O debate sobre a Inspeção Técnica Veicular (ITV) não é novo. O Artigo 104 do Código de Trânsito Brasileiro (CTB) previa a inspeção periódica desde sua criação, em 1997. Contudo, a tentativa mais concreta de implementação ocorreu em 2017, com a Resolução 716 do Contran, que estabelecia calendários de vistorias bienais.
A resolução acabou suspensa justamente pela falta de uniformidade e segurança jurídica. Para Rodrigo Amorim, o projeto atual deve focar em consolidar a competência do Contran em vez de criar regras rígidas na lei.

Especialista da SAE comenta que não poderá ser exigido de um Fusca o mesmo de um veículo mais moderno Foto: Divulgação | Volkswagen
A seara de antigomobilismo é a que mais teme o novo texto. “Cerca de 15 em cada 20 críticas recebidas pela CNVV vêm deste público”, salienta Amorim. O ponto central é a “regra da época”: um Fusca 1967 não pode ser reprovado por não ter airbags, pois deve ser avaliado conforme os critérios de fabricação vigentes em seu ano.
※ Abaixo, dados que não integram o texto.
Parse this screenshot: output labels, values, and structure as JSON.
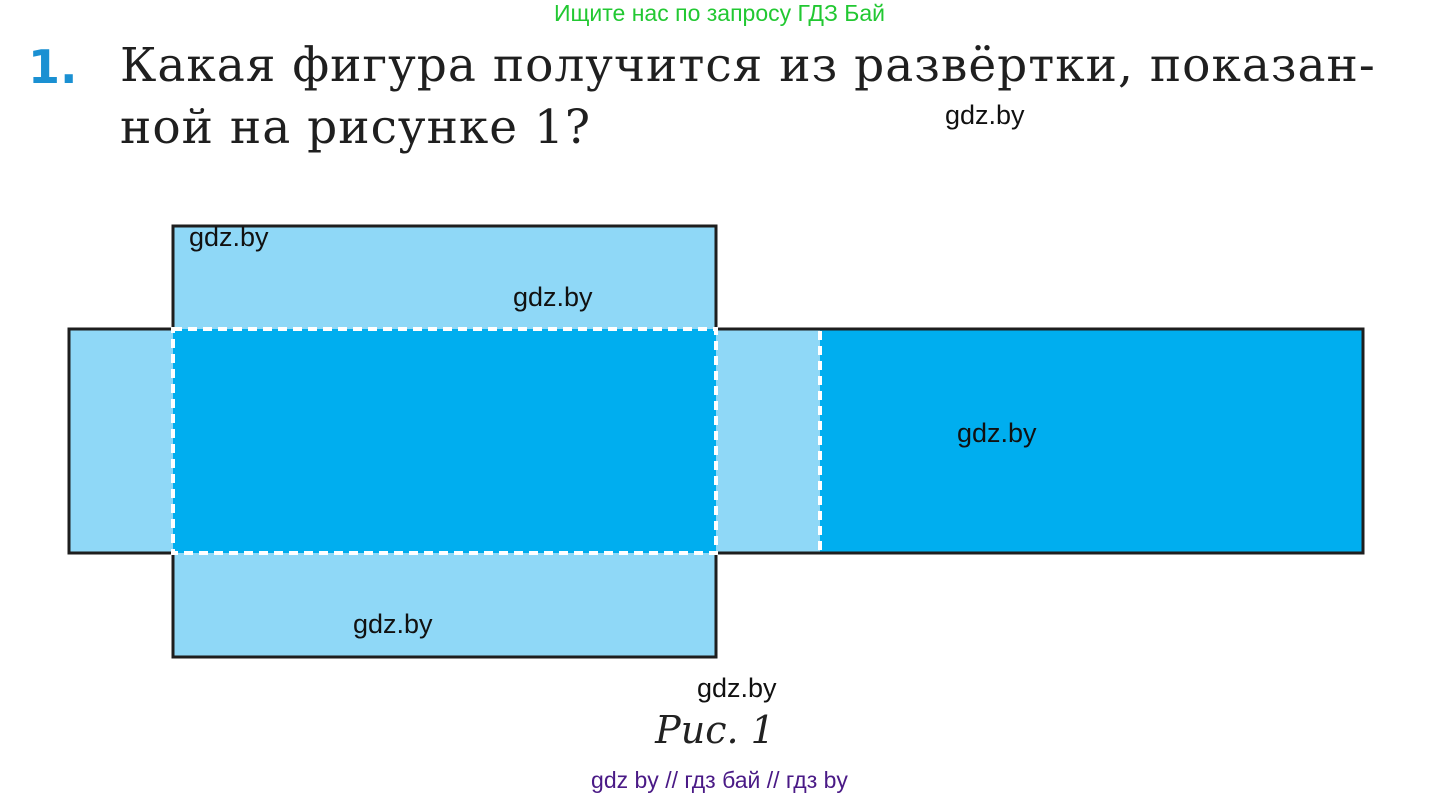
{
  "banner": "Ищите нас по запросу ГДЗ Бай",
  "question": {
    "number": "1.",
    "line1": "Какая фигура получится из развёртки, показан-",
    "line2": "ной на рисунке 1?"
  },
  "figure": {
    "caption": "Рис. 1",
    "colors": {
      "face_dark": "#00aeef",
      "face_light": "#8fd8f7",
      "outline": "#1e1e1e",
      "fold_line": "#ffffff"
    }
  },
  "watermarks": [
    "gdz.by",
    "gdz.by",
    "gdz.by",
    "gdz.by",
    "gdz.by",
    "gdz.by"
  ],
  "footer": "gdz by  //  гдз бай  //  гдз by"
}
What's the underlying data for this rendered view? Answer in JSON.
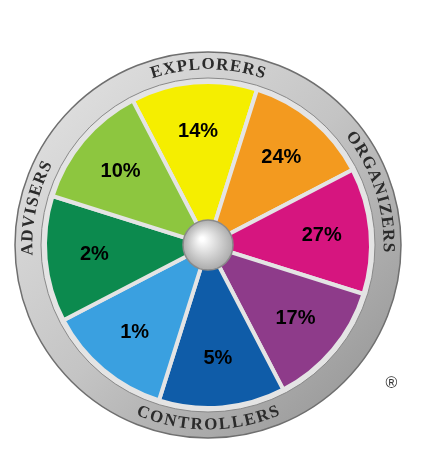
{
  "chart_data": {
    "type": "doughnut",
    "values": [
      14,
      24,
      27,
      17,
      5,
      1,
      2,
      10
    ],
    "value_labels": [
      "14%",
      "24%",
      "27%",
      "17%",
      "5%",
      "1%",
      "2%",
      "10%"
    ],
    "colors": [
      "#f5ee00",
      "#f39a1f",
      "#d6157f",
      "#8e3b8a",
      "#0f5ca8",
      "#3aa0e0",
      "#0c8a4e",
      "#8dc63f"
    ],
    "data_labels": true,
    "legend": false,
    "annotations": [
      "EXPLORERS",
      "ORGANIZERS",
      "CONTROLLERS",
      "ADVISERS",
      "®"
    ]
  }
}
Everton Lopes, conselheiro da SAE Brasil, reforça que o olhar sobre o carro antigo precisa ser diferenciado para evitar a retirada precoce de veículos ainda aptos.
“Veículos de 15, 20 anos ou mais precisam de um critério de avaliação que considere sua tecnologia original. Um Fusca 1965 precisa estar em plenas condições de funcionamento, mas não deve ser exigido dele o que se exige de um carro 2024”, explica.
Veículos mais antigos, vale ainda ressaltar, foram homologados para combustíveis da época. “A inspeção precisa integrar esses dados sem penalizar a natureza histórica do motor”, complementa Lopes.
Emissões de poluentes
A integração entre itens de segurança e controle de poluentes e ruídos no PL 3507/25 é o que mais assusta quem tem veículos mais antigos. Rodrigo Amorim lamenta que a “fake news” de que a vistoria é apenas uma taxa esteja ofuscando sua “realidade técnica”.

Emissões de poluentes têm preocupado donos de carros mais antigos atentos ao Projeto de Lei Foto: JOHN MACDOUGALL
“Não foi debatida a questão do carro antigo para pessoas de menor renda. O debate tem que ocorrer para definir exceções à regra, garantindo que o veículo está bom para trafegar sem que isso se torne um monopólio ou um custo impeditivo”, afirma o presidente da CNVV.
A CNVV sustenta que a vistoria periódica já é uma realidade em países vizinhos como Argentina e Chile, e que o Brasil, pressionado pelas metas da COP30, não pode mais ignorar a frota circulante em nome de uma falsa economia.